Two acts of particular bravery are associated with Dulong's name:
On 14 October 1800, the young Captain was left in command of the city of Pesaro in Italy with only eleven French soldiers and a few local patriots. For nearly two months he fought against the Austrian army which besieged the city. He surrendered on December 1800 with a total contingent of forteen men.
In 1808 Major Dulong was in Portugal with Maréchal Soult when he was asked to secure a bridge which was vital to the retreat of the army. In the worst of weather conditions, in the middle of the night, Dulong succeeded in storming the bridge of Ponte Nova which the Portugese had already partially demolished. Dulong led the attack himself, killing the guards and then crossing the bridge with 12 chosen men, surprising the enemy and taking control of the bridge. The following day he led yet another assault to secure the retreat of the army, this time on the Ponte Miserela. Although he succeeded he fell wounded by a musket shot to the head.
A wonderful little anecdote that shows the strength of feeling he inspired in the men around him, when he fell wounded at Miserala, Heudelet, his divisional commander, ordered that he be placed on a stretcher to be carried in turn by the grenadiers of the various regiments of the division, however the men of his own 15e refused to accept this arrangement, proudly declaring they would never give up this brave officer, who had so often led them to victory.
In 1813 Général Dulong was asked to serve in the personal guard of the Emperor.
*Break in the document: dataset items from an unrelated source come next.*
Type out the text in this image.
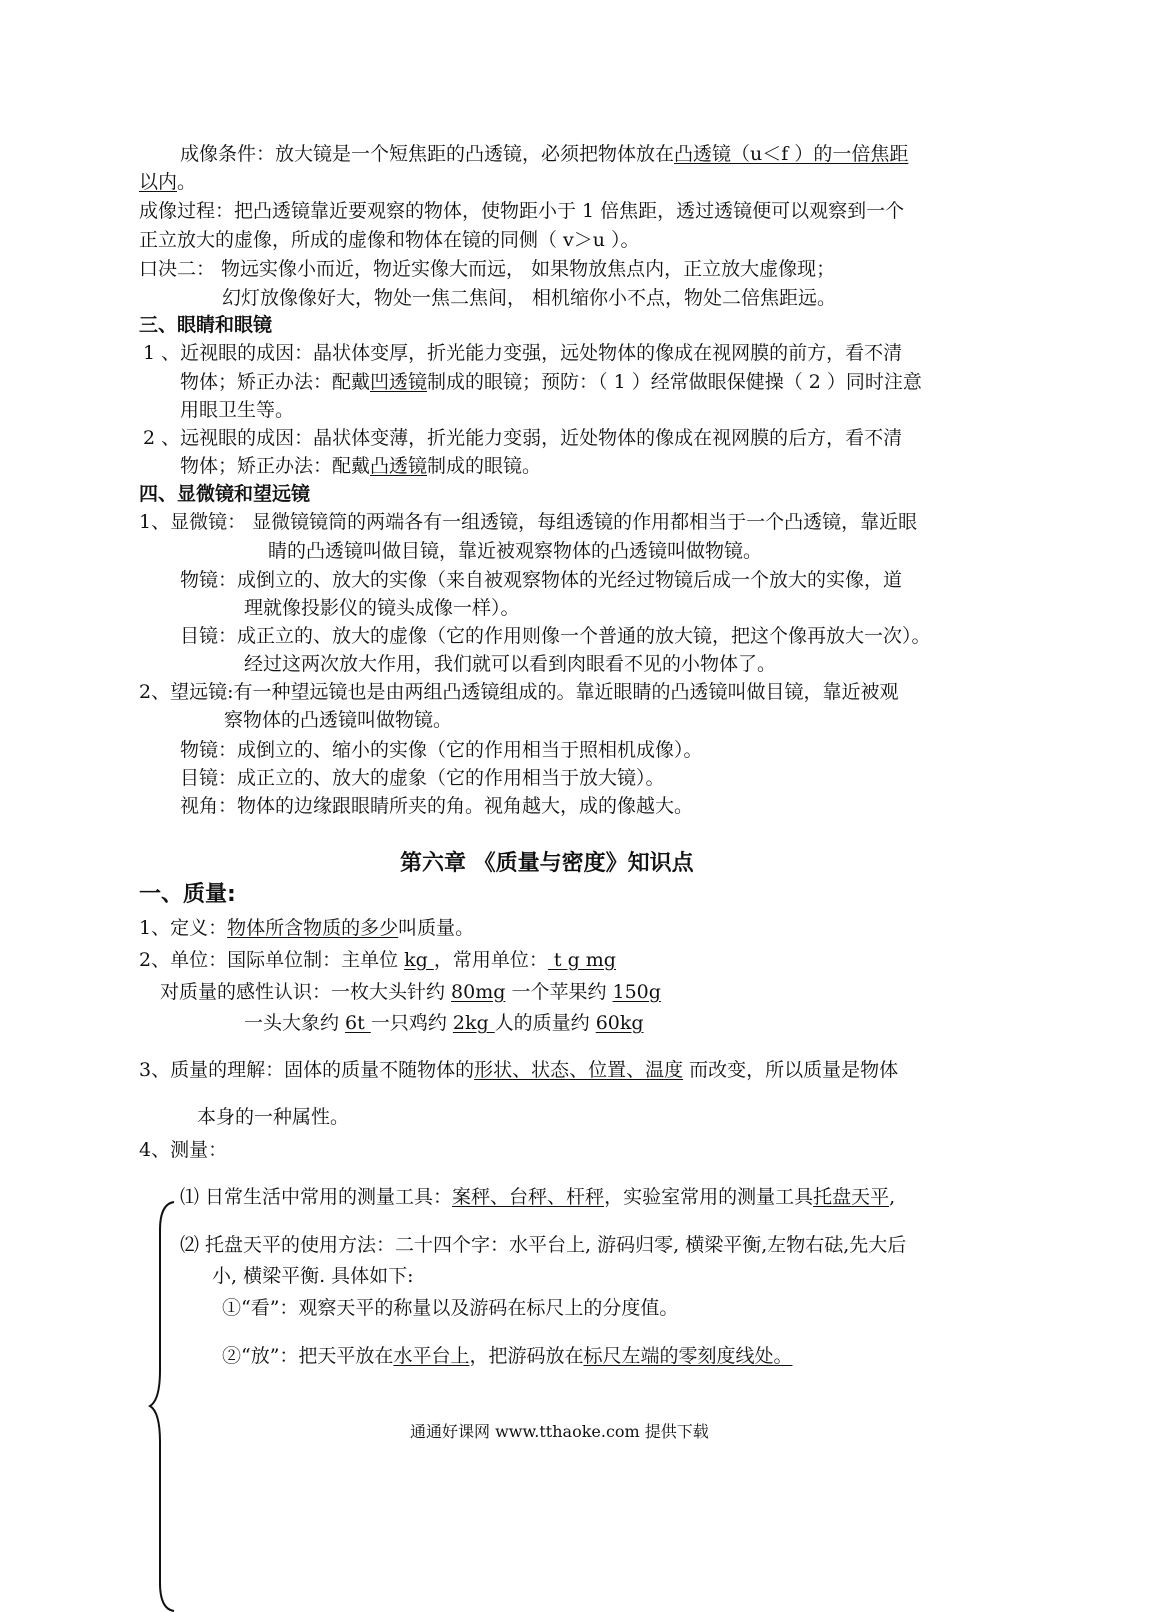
成像条件：放大镜是一个短焦距的凸透镜，必须把物体放在凸透镜（u＜f ）的一倍焦距
以内。
成像过程：把凸透镜靠近要观察的物体，使物距小于 1 倍焦距，透过透镜便可以观察到一个
正立放大的虚像，所成的虚像和物体在镜的同侧（ v＞u ）。
口决二： 物远实像小而近，物近实像大而远， 如果物放焦点内，正立放大虚像现；
幻灯放像像好大，物处一焦二焦间， 相机缩你小不点，物处二倍焦距远。
三、眼睛和眼镜
1 、近视眼的成因：晶状体变厚，折光能力变强，远处物体的像成在视网膜的前方，看不清
物体；矫正办法：配戴凹透镜制成的眼镜；预防：（ 1 ）经常做眼保健操（ 2 ）同时注意
用眼卫生等。
2 、远视眼的成因：晶状体变薄，折光能力变弱，近处物体的像成在视网膜的后方，看不清
物体；矫正办法：配戴凸透镜制成的眼镜。
四、显微镜和望远镜
1、显微镜： 显微镜镜筒的两端各有一组透镜，每组透镜的作用都相当于一个凸透镜，靠近眼
睛的凸透镜叫做目镜，靠近被观察物体的凸透镜叫做物镜。
物镜：成倒立的、放大的实像（来自被观察物体的光经过物镜后成一个放大的实像，道
理就像投影仪的镜头成像一样）。
目镜：成正立的、放大的虚像（它的作用则像一个普通的放大镜，把这个像再放大一次）。
经过这两次放大作用，我们就可以看到肉眼看不见的小物体了。
2、望远镜:有一种望远镜也是由两组凸透镜组成的。靠近眼睛的凸透镜叫做目镜，靠近被观
察物体的凸透镜叫做物镜。
物镜：成倒立的、缩小的实像（它的作用相当于照相机成像）。
目镜：成正立的、放大的虚象（它的作用相当于放大镜）。
视角：物体的边缘跟眼睛所夹的角。视角越大，成的像越大。
第六章 《质量与密度》知识点
一、质量:
1、定义：物体所含物质的多少叫质量。
2、单位：国际单位制：主单位 kg ，常用单位： t g mg
对质量的感性认识：一枚大头针约 80mg 一个苹果约 150g
一头大象约 6t 一只鸡约 2kg 人的质量约 60kg
3、质量的理解：固体的质量不随物体的形状、状态、位置、温度 而改变，所以质量是物体
本身的一种属性。
4、测量：
⑴ 日常生活中常用的测量工具：案秤、台秤、杆秤，实验室常用的测量工具托盘天平,
⑵ 托盘天平的使用方法：二十四个字：水平台上, 游码归零, 横梁平衡,左物右砝,先大后
小, 横梁平衡. 具体如下:
①“看”：观察天平的称量以及游码在标尺上的分度值。
②“放”：把天平放在水平台上，把游码放在标尺左端的零刻度线处。
通通好课网 www.tthaoke.com 提供下载
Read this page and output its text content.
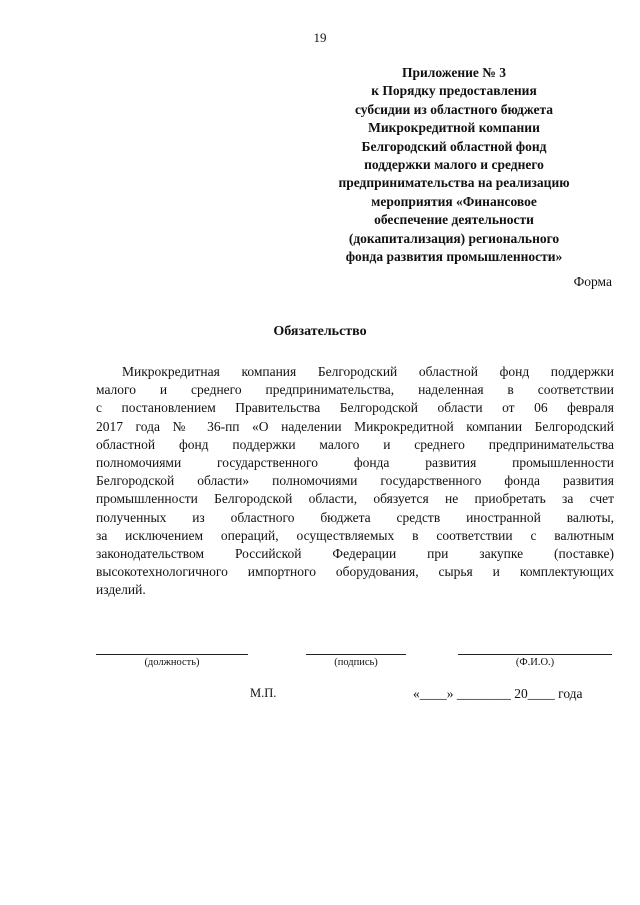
19
Приложение № 3
к Порядку предоставления
субсидии из областного бюджета
Микрокредитной компании
Белгородский областной фонд
поддержки малого и среднего
предпринимательства на реализацию
мероприятия «Финансовое
обеспечение деятельности
(докапитализация) регионального
фонда развития промышленности»
Форма
Обязательство
Микрокредитная компания Белгородский областной фонд поддержки
малого и среднего предпринимательства, наделенная в соответствии
с постановлением Правительства Белгородской области от 06 февраля
2017 года № 36-пп «О наделении Микрокредитной компании Белгородский
областной фонд поддержки малого и среднего предпринимательства
полномочиями государственного фонда развития промышленности
Белгородской области» полномочиями государственного фонда развития
промышленности Белгородской области, обязуется не приобретать за счет
полученных из областного бюджета средств иностранной валюты,
за исключением операций, осуществляемых в соответствии с валютным
законодательством Российской Федерации при закупке (поставке)
высокотехнологичного импортного оборудования, сырья и комплектующих
изделий.
(должность)	(подпись)	(Ф.И.О.)
М.П.	«____» ________ 20____ года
Napoléon disliked being surrounded by wounded soldiers, and it must have been a great mark of esteem bestowed upon the veteran to make such an exception for him. General Dulong did not, however, come back to the Emperor during the Cent jours.
According to his current heirs Dulong fought with Marmont at the action of February 2nd at Rosnay his home town. I have not been able to find any direct evidence to support this, however it may be true, as he was present at Brienne and had been in action at the head of 1800 Guard Infantry and 150 Guard Dragoons. It is not entirely inconceivable he led the Young Guard in action at Rosnay that day.
The restored Bourbon monarchy was keen on securing the support of the army and Général Dulong was created a count, a Grand Officier de la Légion d'Honneur and a lieutenant-commandant of the body guard of King Louis XVIII. He took part in the coronation of King Charles X and received the order of Saint Louis. At the end of his career he was made a gentilhomme de la Chambre du Roi.
The later part of his life was, however, far less glorious and a physical ordeal. The pains he suffered from his wounds were such that the General finally committed suicide on 20 May 1828.